Back in those days, when dinosaurs roamed the earth, we had no computers. Drafting was done at slanted wooden tables, on thick paper with hard pencils sharpened to fine points, using compasses and protractors and triangular-profiled rulers. Not only did we have to draw accurately, we had to print accurately, using precise block capitals. The teacher, Mr. Arafat, was a petty tyrant who brooked no slackers. Misbehaving boys (it was all boys in those days; the girls were off learning how to cook and sew and type) were sentenced to hold a piece of paper against the chalkboard with their noses for the remainder of the class, or kneel on one of the triangular rulers, or similar punishment. The punishment for misshapen letters was also severe; each letter drawn wrong on an assignment earned you the task of drawing that letter correctly one hundred times, and if you drew it wrong any of those one hundred times, it didn’t count and you had to start over.
I came out of that class with the ability to print in neat, regular block capitals.
We all did, but most of the boys swiftly forgot it. I didn’t, though, because finally I had a way to write legibly for the first time since they had taken away our telephone-pole-sized beginner pencils in the third grade and handed out the Palmer cursive workbooks. I abandoned the difficult and seemingly pointless cursive writing, and switched to block capitals, using smaller and larger versions of the same letter to indicate capitalization. Occasionally I would encounter a teacher who would insist on cursive, but after trying to decipher a few assignments written in my illegible scrawling, they would quietly drop that requirement and I would revert to block caps again.

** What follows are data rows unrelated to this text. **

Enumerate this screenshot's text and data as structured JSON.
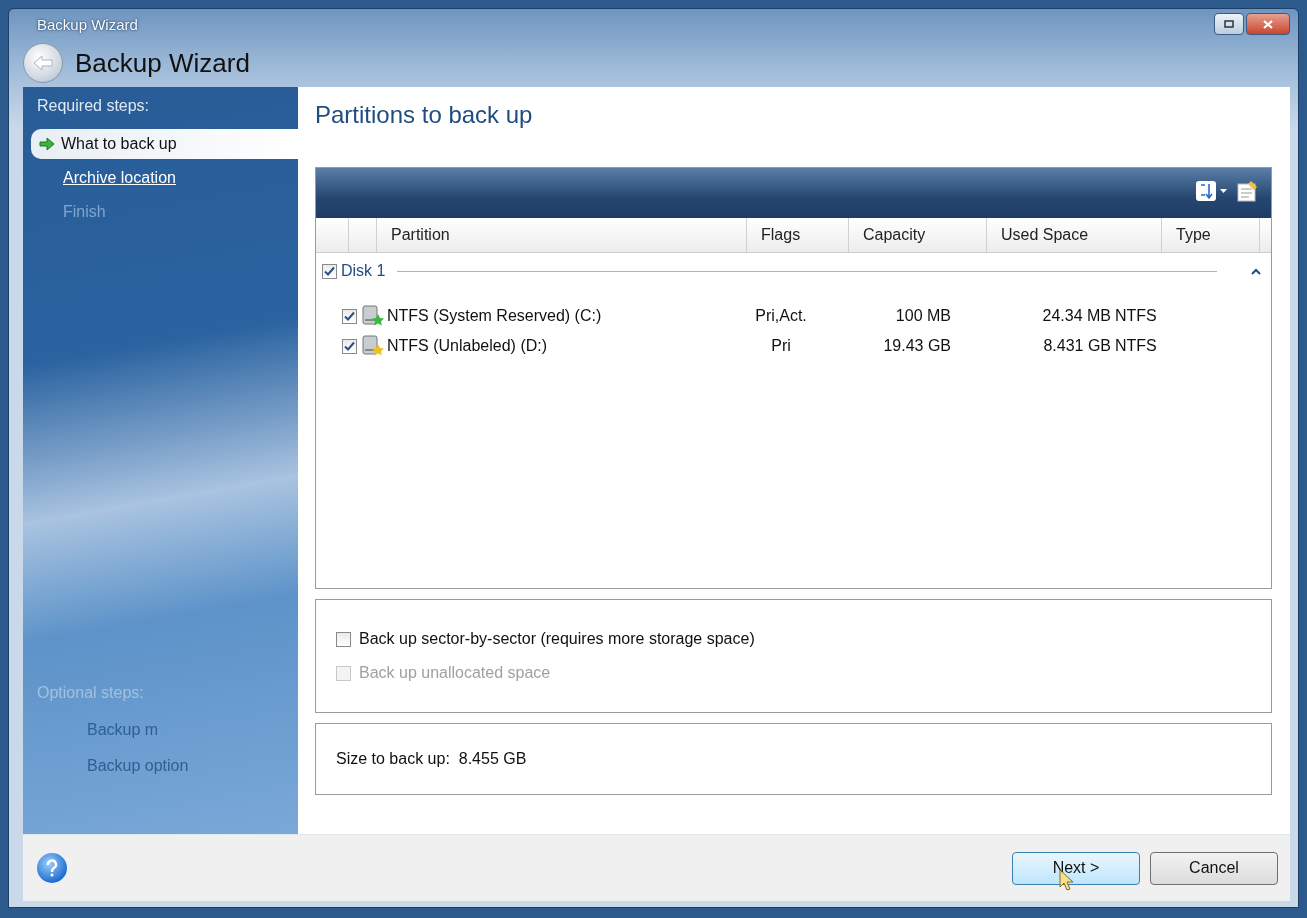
{
  "window": {
    "title": "Backup Wizard"
  },
  "header": {
    "title": "Backup Wizard"
  },
  "sidebar": {
    "required_heading": "Required steps:",
    "required_steps": [
      {
        "label": "What to back up",
        "kind": "current",
        "selected": true
      },
      {
        "label": "Archive location",
        "kind": "link",
        "selected": false
      },
      {
        "label": "Finish",
        "kind": "disabled",
        "selected": false
      }
    ],
    "optional_heading": "Optional steps:",
    "optional_steps": [
      {
        "label": "Backup m"
      },
      {
        "label": "Backup option"
      }
    ]
  },
  "page": {
    "title": "Partitions to back up"
  },
  "table": {
    "columns": [
      "Partition",
      "Flags",
      "Capacity",
      "Used Space",
      "Type"
    ],
    "groups": [
      {
        "label": "Disk 1",
        "checked": true,
        "expanded": true,
        "rows": [
          {
            "partition": "NTFS (System Reserved) (C:)",
            "checked": true,
            "color": "#3cb83c",
            "flags": "Pri,Act.",
            "capacity": "100 MB",
            "used_space": "24.34 MB",
            "type": "NTFS"
          },
          {
            "partition": "NTFS (Unlabeled) (D:)",
            "checked": true,
            "color": "#f0c020",
            "flags": "Pri",
            "capacity": "19.43 GB",
            "used_space": "8.431 GB",
            "type": "NTFS"
          }
        ]
      }
    ]
  },
  "options": [
    {
      "label": "Back up sector-by-sector (requires more storage space)",
      "checked": false,
      "disabled": false
    },
    {
      "label": "Back up unallocated space",
      "checked": false,
      "disabled": true
    }
  ],
  "size": {
    "label": "Size to back up:",
    "value": "8.455 GB"
  },
  "buttons": [
    {
      "label": "Next >",
      "kind": "primary"
    },
    {
      "label": "Cancel",
      "kind": "normal"
    }
  ]
}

Thirty-seven years have gone by, and I still write that way. People comment to me on my distinctive handwriting. “You must be an architect.” “Are you an engineer?” Most guys get to adulthood with a mishmash of cursive and printing; thanks to Mr. Arafat and his classroom Napoleon complex, my handwriting is regular and even and ultra-legible. Over the years I rationalized it to myself. Some of the rationalizations are good questions, actually; for instance, why do we need to teach children four different ways of making every letter? I’ll return to that question shortly.
This morning in the shower I was doodling on the fogged up glass, and I started writing random words in cursive with my finger – and I realized I have forgotten how. Not completely; I still know how to make the letters (though I wouldn’t bet my life on the capital Q or K being right). But I have forgotten enough that I’m not sure how to join the letters any more. How do you join a lowercase b and a to write banana? I tried it a couple of different ways and it never looked quite right, or felt right. How do you make the double m in summer? It looked like a child’s doodle of an inchworm when I got done with it. I felt foolish, but then I realized, I forgot this skill because I don’t need it, just like I no longer remember how to configure upper memory management in 16-bit operating systems. It’s an obsolete skill.
For years I have been telling myself that cursive was unnecessary. I made that argument to defend my own decision. But nowadays I wonder if that’s become the right choice for everyone, not just for me. Why waste time teaching children how to write letters four different ways when most of them will never hand-write a letter in their lives? I can’t remember the last time I wrote a letter in longhand. It used to be that a handwritten letter was a sign of care and personal attention. Now it marks the sender as amateurish and technologically backward or deprived. Everyone types and emails and texts; increasingly you don’t even need to print to paper any more. I don’t miss it, and I’m not used to it; if I have to hand-write more than a few sentences, my hand cramps. Who needs that? Typing’s faster and clearer and easier to send to its destination. Handwriting now is mainly for filling out the occasional form, writing post-it notes, and labeling objects. Why do we need cursive for that?
Is it time to get rid of cursive? Was I ahead of my time? Or is there still a use for it?